TikTok is testing a visual search feature, which allows users to shop for products by uploading images. The feature could offer TikTok Shop a needed boost considering the platform hasn’t become the product search engine some expected.
Just 3% of US adults start their product searches on TikTok, which is down from 5% last year, according to CivicScience. In contrast, 49% begin their searches on Amazon and 34% start on Google. Even Gen Zers’ use of the platform to search products fell to 11% from 18% last year.
TikTok launched an AI ad script generator last month, which could boost efficiency in ad creation on the platform. AI-generated content means the potential for misinformation or an unwanted departure from brand voice. Plus, the tech could result in a glut of similar AI-generated ads. Still, any AI marketing tools integrated within platforms pose an opportunity for marketers, and a look at what AI in advertising may look like in the next few years.
TikTok launched its Creative Challenge last month, through which brands can submit challenges and crowdsource ad submissions from creators. It’s a smart move for advertisers, reducing legwork for creator-driven ads.

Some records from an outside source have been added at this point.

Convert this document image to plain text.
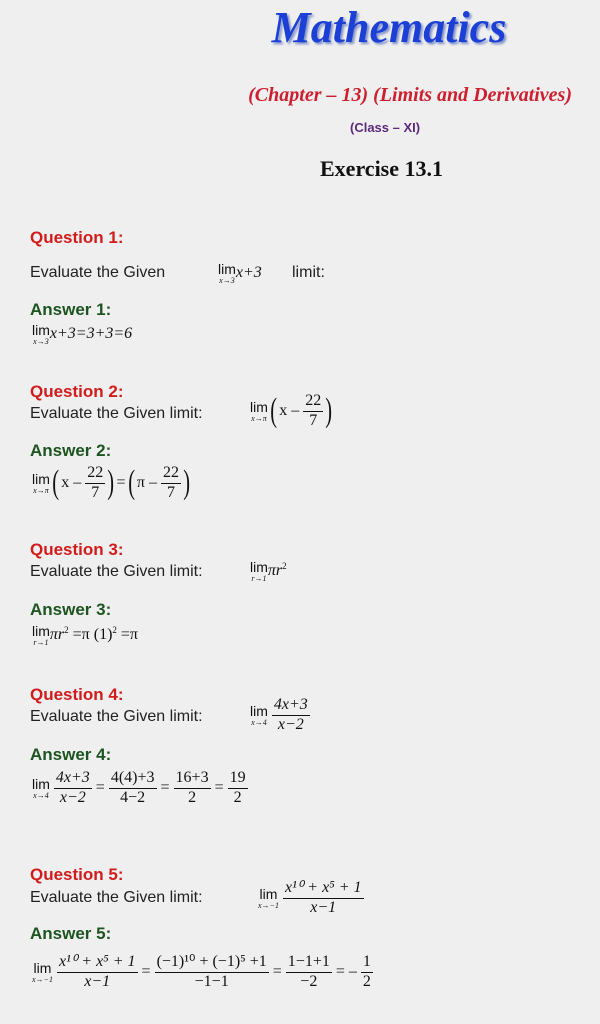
Mathematics
(Chapter – 13) (Limits and Derivatives)
(Class – XI)
Exercise 13.1
Question 1:
Evaluate the Given	lim
x→3 x+3 limit:
Answer 1:
lim
x→3 x+3=3+3=6
Question 2:
Evaluate the Given limit:	lim
x→π ( x – $\frac{22}{7}$ )
Answer 2:
lim
x→π ( x – $\frac{22}{7}$ ) =( π – $\frac{22}{7}$ )
Question 3:
Evaluate the Given limit:	lim
r→1 $\pi r^2$
Answer 3:
lim
r→1 $\pi r^2 =\pi$ $(1)^2 =\pi$
Question 4:
Evaluate the Given limit:	lim
x→4
$\frac{4x+3}{x-2}$
Answer 4:
lim
x→4
$\frac{4x+3}{x-2} = \frac{4(4)+3}{4-2} = \frac{16+3}{2} = \frac{19}{2}$
Question 5:
Evaluate the Given limit:	lim
x→−1
$\frac{\text{x¹⁰ + x⁵ + 1}}{x-1}$
Answer 5:
lim
x→−1
$\frac{\text{x¹⁰ + x⁵ + 1}}{x-1} = \frac{\text{(−1)¹⁰ + (−1)⁵ +1}}{-1-1} = \frac{1-1+1}{-2}$ = – $\frac{1}{2}$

But the performance-based payment model could hurt creators in the long run. That said, fostering creator-sponsor relationships will ultimately keep creators using TikTok.
TikTok announced a partnership with Gas Station TV to serve TikTok content to the network’s out-of-home (OOH) audience. Instead of scrolling through TikToks on mobile at the pump, consumers will see TikTok content on screens, alongside Gas Station TV’s creators and ads. The partnership allows TikTok to step into OOH advertising and attract more potential users.
TikTok parent ByteDance is getting into book publishing, capitalizing on the popularity of #BookTok. Since so many users find their next reads through TikTok, the platform has found a way to capitalize on the books themselves.
TikTok surpassed $1 billion in consumer app spend, something no app has ever done before. The spend came largely from one-time in-app purchases of TikTok coins, which can be given to creators as gifts.
TikTok entered the music streaming game in Brazil and Indonesia, providing yet another type of media TikTok aims to take over. Music could present an opportunity for TikTok in the US, where digital audio services ad spending will total $6.79 billion this year, according to our forecast.
TikTok killed its BeReal clone. TikTok wants a foot in everything, but even it couldn’t keep its BeReal copycat afloat.